Auf die Berufung des Klägers wird das am 13. Juli 2005 verkündete Urteil der Einzelrichterin der 9. Zivilkammer des Landgerichts Düsseldorf unter Zurückweisung des weitergehenden Rechtsmittels teilweise abgeändert und insgesamt wie folgt neu gefasst:

Der Beklagte wird verurteilt, an den Kläger 32.436,58 € zu zahlen nebst Zinsen in Höhe von 5 % über dem Basiszinssatz auf

1.923,13 € für die Zeit vom 05.02.2003 bis 30.6.2004 und auf 1.419,00 € seit dem 01.07.2004,

auf 2.020,99 € für die Zeit vom 05.03.2003 bis 30.6.2004 und auf 1.518,85 € seit dem 01.07.2004,

auf 2.020,99 € für die Zeit vom 04.04.2003 bis 30.6.2004 und auf 1.518,85 € seit dem 01.07.2004,

auf 2.020,99 € für die Zeit vom 06.05.2003 bis 30.6.2004 und auf 1.518,85 € seit dem 01.07.2004,

auf 2.020,99 € für die Zeit vom 05.06.2003 bis 30.6.2004 und auf 1.518,85 € seit dem 01.07.2004,

auf 2.020,99 € für die Zeit vom 04.07.2003 bis 30.6.2005 und auf 1.518,85 € seit dem 01.07.2005,

auf 2.020,99 € für die Zeit vom 05.08.2003 bis 30.6.2005 und auf 1.518,85 € seit dem 01.07.2005,

auf 2.020,99 € für die Zeit vom 04.09.2003 bis 30.6.2005 und auf 1.518,85 € seit dem 01.07.2005,

auf 2.020,99 € für die Zeit vom 06.10.2003 bis 30.6.2005 und auf 1.518,85 € seit dem 01.07.2005,

auf 2.020,99 € für die Zeit vom 06.11.2003 bis 30.6.2005 und auf 1.518,85 € seit dem 01.07.2005,

auf 2.020,99 € für die Zeit vom 04.12.2003 bis 30.6.2005 und auf 1.518,85 € seit dem 01.07.2005,

auf 2.020,99 € für die Zeit vom 06.01.2004 bis 30.6.2005 und auf 1.518,85 € seit dem 01.07.2005,

auf 2.020,99 € für die Zeit vom 04.02.2004 bis 30.6.2005 und auf 1.518,85 € seit dem 01.07.2005,

auf 2.118,84 € für die Zeit vom 04.03.2004 bis 30.6.2005 und auf 1.614,71 € seit dem 01.07.2005,

auf 2.118,84 € für die Zeit vom 05.04.2004 bis 30.6.2005 und auf 1.614,71 € seit dem 01.07.2005,

auf 2.118,84 € für die Zeit vom 06.05.2004 bis 30.6.2005 und auf 1.614,71 € seit dem 01.07.2005,

auf 2.118,84 € für die Zeit vom 04.06.2004 bis 30.6.2005 und auf 1.614,71 € seit dem 01.07.2005,

und auf weitere je 2.118,84 € seit dem 05.07., 05.08. und 04.09.2004.
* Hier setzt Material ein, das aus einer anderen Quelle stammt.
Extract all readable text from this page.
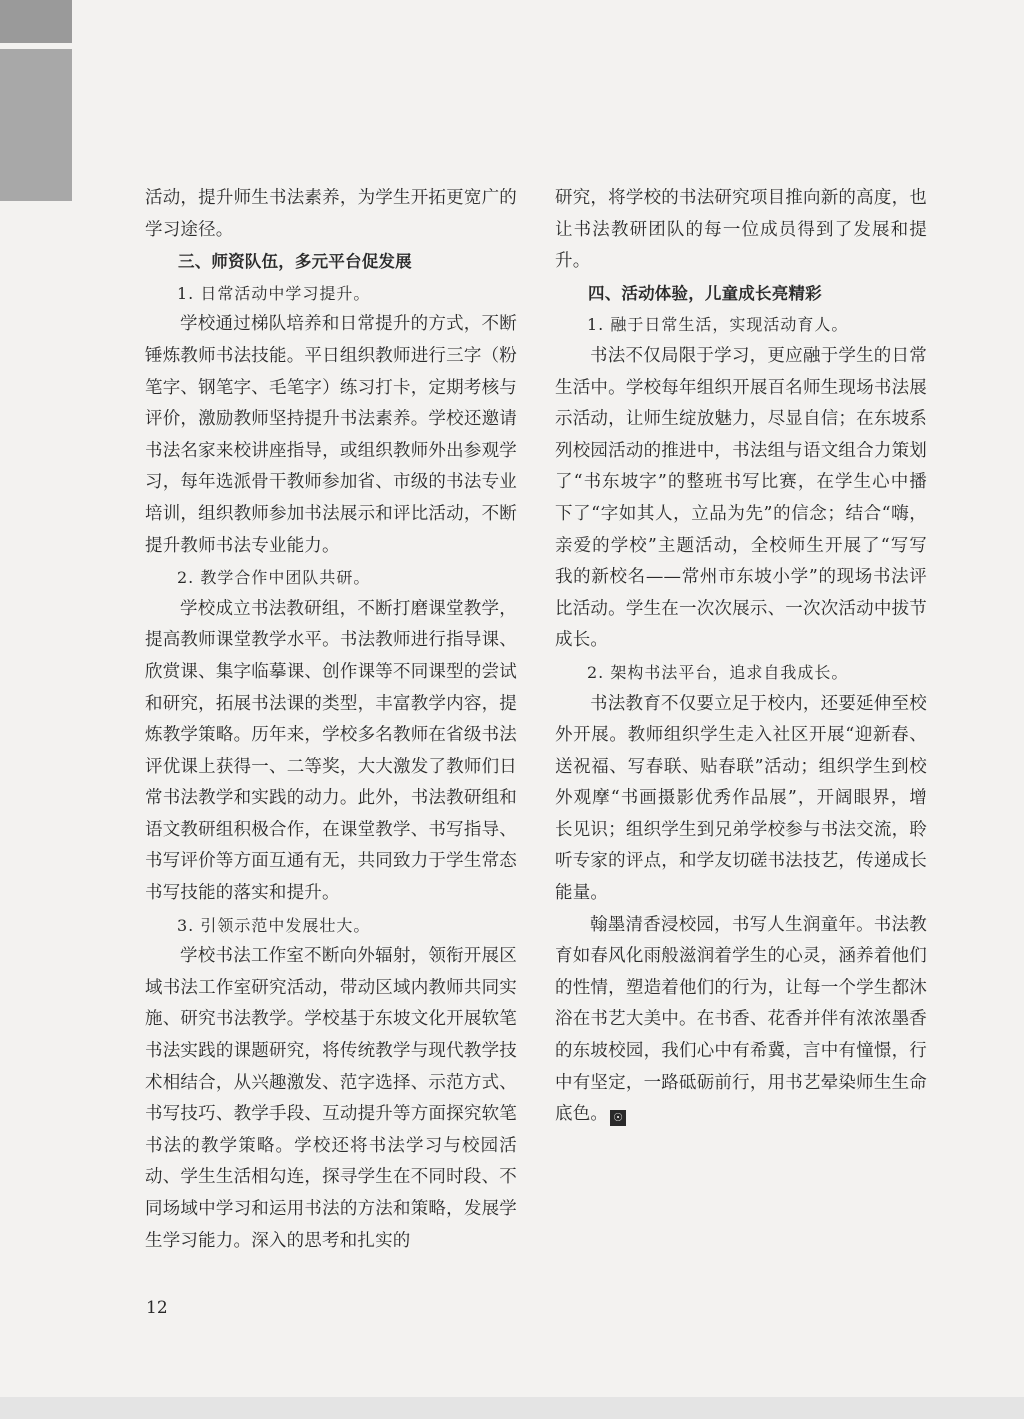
活动，提升师生书法素养，为学生开拓更宽广的学习途径。

三、师资队伍，多元平台促发展

1. 日常活动中学习提升。

学校通过梯队培养和日常提升的方式，不断锤炼教师书法技能。平日组织教师进行三字（粉笔字、钢笔字、毛笔字）练习打卡，定期考核与评价，激励教师坚持提升书法素养。学校还邀请书法名家来校讲座指导，或组织教师外出参观学习，每年选派骨干教师参加省、市级的书法专业培训，组织教师参加书法展示和评比活动，不断提升教师书法专业能力。

2. 教学合作中团队共研。

学校成立书法教研组，不断打磨课堂教学，提高教师课堂教学水平。书法教师进行指导课、欣赏课、集字临摹课、创作课等不同课型的尝试和研究，拓展书法课的类型，丰富教学内容，提炼教学策略。历年来，学校多名教师在省级书法评优课上获得一、二等奖，大大激发了教师们日常书法教学和实践的动力。此外，书法教研组和语文教研组积极合作，在课堂教学、书写指导、书写评价等方面互通有无，共同致力于学生常态书写技能的落实和提升。

3. 引领示范中发展壮大。

学校书法工作室不断向外辐射，领衔开展区域书法工作室研究活动，带动区域内教师共同实施、研究书法教学。学校基于东坡文化开展软笔书法实践的课题研究，将传统教学与现代教学技术相结合，从兴趣激发、范字选择、示范方式、书写技巧、教学手段、互动提升等方面探究软笔书法的教学策略。学校还将书法学习与校园活动、学生生活相勾连，探寻学生在不同时段、不同场域中学习和运用书法的方法和策略，发展学生学习能力。深入的思考和扎实的

研究，将学校的书法研究项目推向新的高度，也让书法教研团队的每一位成员得到了发展和提升。

四、活动体验，儿童成长亮精彩

1. 融于日常生活，实现活动育人。

书法不仅局限于学习，更应融于学生的日常生活中。学校每年组织开展百名师生现场书法展示活动，让师生绽放魅力，尽显自信；在东坡系列校园活动的推进中，书法组与语文组合力策划了“书东坡字”的整班书写比赛，在学生心中播下了“字如其人，立品为先”的信念；结合“嗨，亲爱的学校”主题活动，全校师生开展了“写写我的新校名——常州市东坡小学”的现场书法评比活动。学生在一次次展示、一次次活动中拔节成长。

2. 架构书法平台，追求自我成长。

书法教育不仅要立足于校内，还要延伸至校外开展。教师组织学生走入社区开展“迎新春、送祝福、写春联、贴春联”活动；组织学生到校外观摩“书画摄影优秀作品展”，开阔眼界，增长见识；组织学生到兄弟学校参与书法交流，聆听专家的评点，和学友切磋书法技艺，传递成长能量。

翰墨清香浸校园，书写人生润童年。书法教育如春风化雨般滋润着学生的心灵，涵养着他们的性情，塑造着他们的行为，让每一个学生都沐浴在书艺大美中。在书香、花香并伴有浓浓墨香的东坡校园，我们心中有希冀，言中有憧憬，行中有坚定，一路砥砺前行，用书艺晕染师生生命底色。 ☉

12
Die weitergehende Klage wird abgewiesen.

Die Kosten des Rechtsstreits tragen der Kläger zu 21 %, der Beklagte zu 79 %.

Das Urteil ist vorläufig vollstreckbar.

Den Parteien bleibt jeweils nachgelassen, die Zwangsvollstreckung durch Sicherheitsleistung in Höhe von 120 % des aufgrund des Urteils vollstreckbaren Betrags abzuwenden, wenn nicht die vollstreckende Partei vor der Vollstreckung Sicherheit in Höhe von 120 % des jeweils zu vollstreckenden Betrags leistet.

Gründe:

I.

Die Parteien streiten über rückständige Mietzinsansprüche des Klägers für die von dem Beklagten im Objekt G.-A.-Str. 80, 4. D., angemieteten Kanzleiräume in Höhe von 41.006,89 € für die Zeit von Februar 2003 bis September 2004. Wegen der getroffenen Feststellungen wird auf das angefochtene Urteil verwiesen (GA 141 ff.). Das Landgericht hat die Klage abgewiesen und zur Begründung ausgeführt, das Mietverhältnis der Parteien sei durch die Kündigung des Beklagten vom 6.1.2003 wirksam beendet worden. Die Installation der Kameraattrappe begründe einen wichtigen Grund, nach dem dem Beklagten unter Berücksichtigung der Umstände des Einzelfalls und unter Abwägung der beiderseitigen Interessen die Fortsetzung des Mietverhältnisses bis zu dessen Beendigung 2009 nicht zugemutet werden könne. Wegen der Begründung im Übrigen wird auf die Entscheidungsgründe (GA 145 ff.) Bezug genommen.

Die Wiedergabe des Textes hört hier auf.